When you’re talking about a problem, make sure you’re putting it in its proper place. Don’t make mountains out of molehills or downplay something that greatly impacts many people in your audience. To avoid these issues, you can focus more on informative or descriptive language, storytelling, and case studies to bring the problem into focus.
Don’t spend too much time talking about the problem. Acknowledge it and how it affects your audience and prevents them from reaching their goal, then move on to what your audience can do about it.
Marketing Your Course as a Solution
It’s no good to talk about a problem if you’re just going to leave it there. Once you’ve covered the issue, transition into how your course helps them solve that problem and take a step forward.

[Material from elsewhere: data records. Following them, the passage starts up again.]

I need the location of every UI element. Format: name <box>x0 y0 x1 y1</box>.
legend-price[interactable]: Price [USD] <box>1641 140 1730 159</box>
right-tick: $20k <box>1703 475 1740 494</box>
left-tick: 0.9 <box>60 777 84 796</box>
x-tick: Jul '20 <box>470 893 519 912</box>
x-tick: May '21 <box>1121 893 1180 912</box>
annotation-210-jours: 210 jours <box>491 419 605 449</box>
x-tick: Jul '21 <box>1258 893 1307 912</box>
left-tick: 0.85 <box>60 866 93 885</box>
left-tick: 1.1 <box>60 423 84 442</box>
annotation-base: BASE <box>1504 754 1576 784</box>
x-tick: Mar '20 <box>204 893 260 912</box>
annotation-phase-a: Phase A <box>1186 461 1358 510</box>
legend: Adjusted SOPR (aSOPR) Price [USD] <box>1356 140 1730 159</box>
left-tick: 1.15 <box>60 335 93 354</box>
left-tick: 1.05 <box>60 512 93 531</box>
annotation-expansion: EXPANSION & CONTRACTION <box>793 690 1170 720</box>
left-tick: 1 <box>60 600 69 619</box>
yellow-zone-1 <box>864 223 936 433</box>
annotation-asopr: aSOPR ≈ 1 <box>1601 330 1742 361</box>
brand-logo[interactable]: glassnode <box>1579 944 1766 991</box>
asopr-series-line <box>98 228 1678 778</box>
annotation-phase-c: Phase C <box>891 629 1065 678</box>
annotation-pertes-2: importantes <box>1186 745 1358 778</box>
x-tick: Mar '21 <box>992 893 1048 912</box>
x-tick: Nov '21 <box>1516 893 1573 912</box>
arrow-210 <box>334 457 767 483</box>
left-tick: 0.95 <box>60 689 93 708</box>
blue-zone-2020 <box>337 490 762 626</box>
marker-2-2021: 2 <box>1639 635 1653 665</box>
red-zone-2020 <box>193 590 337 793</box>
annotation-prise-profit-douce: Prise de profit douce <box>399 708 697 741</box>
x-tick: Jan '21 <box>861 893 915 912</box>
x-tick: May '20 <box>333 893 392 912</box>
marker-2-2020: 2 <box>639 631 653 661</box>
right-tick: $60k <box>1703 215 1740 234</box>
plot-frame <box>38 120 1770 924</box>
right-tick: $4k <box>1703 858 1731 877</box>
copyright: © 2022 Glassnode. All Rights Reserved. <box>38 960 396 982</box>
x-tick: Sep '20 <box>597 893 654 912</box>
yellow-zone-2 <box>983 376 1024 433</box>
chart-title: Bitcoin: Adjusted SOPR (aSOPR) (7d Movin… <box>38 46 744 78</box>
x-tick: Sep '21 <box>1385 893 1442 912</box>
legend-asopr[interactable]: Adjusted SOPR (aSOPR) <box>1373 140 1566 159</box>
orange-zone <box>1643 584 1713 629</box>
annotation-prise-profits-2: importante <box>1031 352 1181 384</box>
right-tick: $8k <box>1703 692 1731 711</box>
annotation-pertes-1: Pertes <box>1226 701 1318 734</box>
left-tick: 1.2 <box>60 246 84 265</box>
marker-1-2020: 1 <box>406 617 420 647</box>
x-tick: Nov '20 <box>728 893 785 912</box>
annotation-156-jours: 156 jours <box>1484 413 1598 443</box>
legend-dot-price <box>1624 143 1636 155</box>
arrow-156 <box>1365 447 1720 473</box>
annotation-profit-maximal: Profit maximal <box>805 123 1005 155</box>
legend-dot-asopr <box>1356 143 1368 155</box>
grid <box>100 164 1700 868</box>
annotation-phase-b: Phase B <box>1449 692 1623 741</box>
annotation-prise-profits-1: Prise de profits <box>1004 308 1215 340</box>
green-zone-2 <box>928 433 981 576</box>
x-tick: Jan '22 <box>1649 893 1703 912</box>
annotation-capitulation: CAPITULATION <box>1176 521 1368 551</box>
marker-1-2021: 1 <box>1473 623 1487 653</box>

Focus on the benefit to the reader. Your CTA link should go to a landing page for your course, so don’t overstuff the email itself with too much information about the course itself. Try to be concise and light on information, focusing on what your reader will gain from the course.
You’re not necessarily going to earn the sale straight from the email. Instead, you’re trying to get them to click over to a page where you can sell to them more completely. The goal is to get them further into the funnel where you have existing sales material set up to draw them in. If you want, you can also build a dedicated landing page for your email subscribers so that you know you’re linking to something that’s fully relevant to what you put in the email.
Keep your email short and to the point. It’s an introduction to your product, informing the reader that you’re offering something that can help them.
If you want to unlock the true power of email marketing, you have to use the right strategies for what you’re selling. These 4 ideas can help you get your course in front of the right people at the right time to boost your sales and turn your course into a real money-maker.
Try them out and see the impacts for yourself!